Especialistas do direito urbanístico e representantes dos cartórios de registros manifestaram-se contrários à Medida Provisória 759/2016, que desburocratiza regularização de imóveis urbanos e rurais, em audiência pública nesta quinta-feira (6). De acordo com participantes, a MP é inconstitucional e ilegal e pretende começar “do zero” a regularização fundiária sem considerar o aprendizado das experiências anteriores.
Representantes do governo, no entanto, rebateram os argumentos contrários e afirmaram que a medida tenta solucionar o problema do acesso à moradia, acrescentando que o governo está aberto a contribuições. A audiência foi realizada pela comissão mista responsável pela análise da MPV 759/2016.
De acordo com a presidente do Instituto de Direito Urbanístico, Daniela Campos Libório, a MP 759 é inconstitucional porque não atende ao requisito de urgência, já que não houve fato novo que a motivasse. Daniela criticou ainda o fato de a medida tratar ao mesmo tempo da regularização urbana e rural. Para ela, essas questões são distintas e devem ser tratados por normas diferentes. A advogada também não concorda com a legitimação fundiária de bens imóveis públicos e privados por ato discricionário.
- Rasga-se a Constituição. Ora, a propriedade privada é garantida constitucionalmente. E as suas exceções têm que estar no texto constitucional. Qual é a exceção do direito de propriedade? Desapropriação. Está no mesmo plano normativo, no mesmo grau de hierarquia normativa – disse.

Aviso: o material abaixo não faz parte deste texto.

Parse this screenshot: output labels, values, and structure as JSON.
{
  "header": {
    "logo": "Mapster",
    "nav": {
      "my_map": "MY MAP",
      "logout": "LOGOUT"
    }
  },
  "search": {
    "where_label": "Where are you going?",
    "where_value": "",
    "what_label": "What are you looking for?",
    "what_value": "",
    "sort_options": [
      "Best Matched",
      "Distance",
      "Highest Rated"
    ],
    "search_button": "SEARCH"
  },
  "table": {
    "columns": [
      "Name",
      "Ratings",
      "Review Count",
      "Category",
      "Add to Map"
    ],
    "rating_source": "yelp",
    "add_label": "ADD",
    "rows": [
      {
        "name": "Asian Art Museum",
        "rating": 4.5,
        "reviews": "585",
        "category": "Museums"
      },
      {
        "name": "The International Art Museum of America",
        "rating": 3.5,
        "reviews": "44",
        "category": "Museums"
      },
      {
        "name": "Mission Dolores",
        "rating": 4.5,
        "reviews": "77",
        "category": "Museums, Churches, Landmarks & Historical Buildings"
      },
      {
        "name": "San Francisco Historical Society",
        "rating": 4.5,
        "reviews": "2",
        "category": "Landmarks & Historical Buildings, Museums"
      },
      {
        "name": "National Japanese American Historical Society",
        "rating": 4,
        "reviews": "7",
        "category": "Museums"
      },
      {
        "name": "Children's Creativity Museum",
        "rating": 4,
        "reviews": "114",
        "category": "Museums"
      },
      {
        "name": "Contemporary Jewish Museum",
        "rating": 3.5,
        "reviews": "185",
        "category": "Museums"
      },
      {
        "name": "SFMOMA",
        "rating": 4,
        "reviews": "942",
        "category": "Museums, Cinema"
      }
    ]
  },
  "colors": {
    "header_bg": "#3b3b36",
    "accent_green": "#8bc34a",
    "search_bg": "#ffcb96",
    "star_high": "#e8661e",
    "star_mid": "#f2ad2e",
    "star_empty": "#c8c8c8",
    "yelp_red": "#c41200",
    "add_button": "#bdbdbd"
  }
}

Para Haroldo Pinheiro Villar de Queiroz, do Conselho de Arquitetura e Urbanismo do Brasil, a MP não dialoga com o conjunto de experiências da regularização fundiária e não é clara, mudando, inclusive nomenclaturas internacionais. Além disso, Haroldo criticou o fato de ter havido pouca participação da sociedade na elaboração da MP.
- A Medida Provisória 759/2016 foi apresentada ao país num contexto de pouca participação e sem considerar que já há um ordenamento jurídico que rege as questões urbanísticas no Brasil. Não há como se estabelecer novos regramentos para o urbano, atropelando essa realidade legal, construída coletivamente desde a Constituição de 1988 – afirmou.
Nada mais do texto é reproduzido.